According to Merriam-Webster’s Learner’s Dictionary disrespect is a speech or behaviour which shows that you do not think someone or something is valuable, important. It also means contempt. A child’s disrespectful behavior can be a parent’s greatest “button-pusher”. According to James Lehman- “don’t give your child’s bad attitude or backtalk power in the moment by arguing with him, because that only teaches him that he can push your buttons”. Unshacked.com on the other hand said “a child who is allowed to be disrespectful to his parents will not have true respect for anyone”. Sometimes disrespect comes along with adolescence; other times a child may show disrespectful behavior from an early age. Either way, it’s a behavior that can push any parent’s emotional buttons.
The Nature of Disrespect
As adults, we expect our children to respect us: our feelings, our home, our authority. And society expects children to be respectful. The phrase, “Children are to be seen, not heard,” comes from a long-held belief that children should be compliant, quiet and do as their parents say. Yet anyone who’s been around a child for more than an hour knows this often isn’t the case. So how can we reconcile our expectation of respect with our child’s need to test limits as they assert their independence? Just how far is too far?

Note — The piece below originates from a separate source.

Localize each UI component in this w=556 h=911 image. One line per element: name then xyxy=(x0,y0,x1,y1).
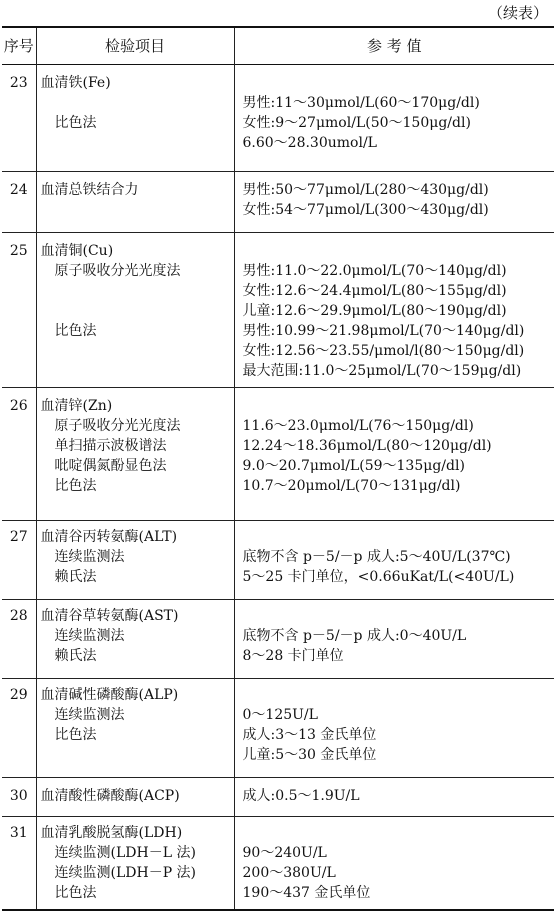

There are several reasons a child may behave in a way that is “disrespectful.” First, he or she may not realize the behaviour is disrespectful. For example, a mother or father is trying to correct them, and the child simply replies “don’t tell me what to do or not to do, I am an adult” or “dad or mum please stop shouting. I think it is time I need peace in this house”. What will strike the father or the mother at that moment is “DISRESPECT”. Kids also have difficulty asserting or expressing themselves appropriately when feeling angry or frustrated. Adrenaline kicks in and eyes start rolling, voices raise, feet get stamped and doors get slammed. Some kids have difficulty managing the stress and emotions they experience when faced with a limit or being told “no,” and just can’t keep themselves from crossing the line. Add in adolescence and hormones and you’ve got the potential for emotions and irritability to escalate quickly. Some television shows or home and foreign movies send some messages to children. In a foreign movie, a child can be seen screaming and yelling at his or her parents and even going as far as saying I hate you. Children tend to pick this up and start showing sign of disrespect.
Responding to Disrespect
Most parents face mild to moderate disrespectful behavior from their kids from time to time. But what’s an effective way to respond?

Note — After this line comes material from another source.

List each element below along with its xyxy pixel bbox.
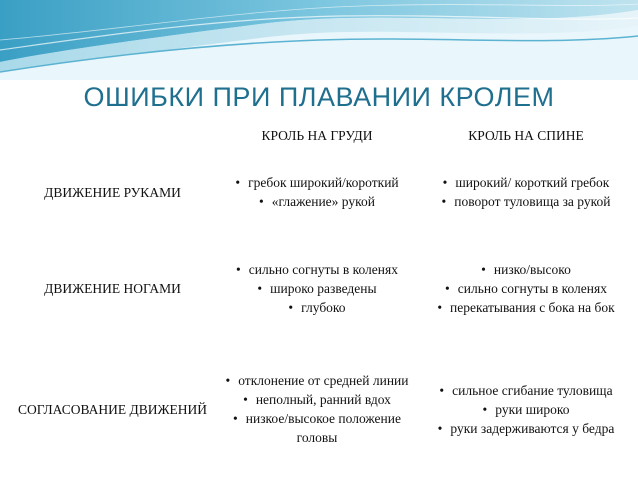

1. Decide which behaviors need to be addressed. Most kids have engaged in mildly disrespectful behaviors, such as rolling their eyes at a parent, at least a few times their lives. Sometimes it’s as they’re walking away; sometimes they do it before they realize, “Oops, mom’s still standing in front of me!” This is an example of a behavior that you may choose to “let go,” and instead focus on larger issues of disrespect (such as yelling, swearing, slamming doors, screaming “I hate you,” depending on your child’s age
2. Don’t take responsibility for your child’s disrespect. One of the reasons a rude child is so upsetting to us is that we often feel it’s a reflection of our parenting. If you’re sitting around the dining table with relations and your son blurts out something rude or inconsiderate to you, it can trigger feelings of anger and embarrassment. “What kind of parent will other people think I am if my child is acting this way?” As hard as it is, remember: your child’s behavior is a reflection of him – not you.
3. Define to your child what disrespect is. Talk to your child about which behaviour is respectful and which isn’t. We often expect our kids to know things without spelling them out. Kids who are younger tend to think in terms that are “concrete.” You have to actually tell them “When you yell at me, it’s disrespectful.” Don’t assume that just because your child has reached adolescence, he has insight into how his behavior comes off to other people. There are times it may be a tone of voice or just the way something was said that sounded like it had “attitude.” Again, decide if those are things that can be let go from time to time or if it’s frequent enough that it’s a pattern that needs to be addressed.
4. Give your child alternative problem-solving skills. If your child is handling her frustration or anger in a way that is disrespectful or unacceptable, talk with her or him about different ways he or she can express herself appropriately. You can actually role-play different situations with your child. Have her play the parent and you play her. Give him or her words to use to let you know how disappointed or unhappy they are. Because in life, she’s going to have to express being unhappy or frustrated – not just to you, but to others such as friends, teachers and eventually a boss or spouse.
5. Provide positive reinforcement. Recognize times your child does behave in a respectful way toward you or others and make sure he knows you are aware of it: “You know, I really enjoyed talking to you this way today. I hope we can have more conversations like this.” Even if he was only respectful for a moment, notice and acknowledge it. You want to reinforce the behavior you want to see more often. Focusing only on behaviour you don’t want to see won’t accomplish your parenting goal: to teach your child to behave in a respectful manner toward you and others.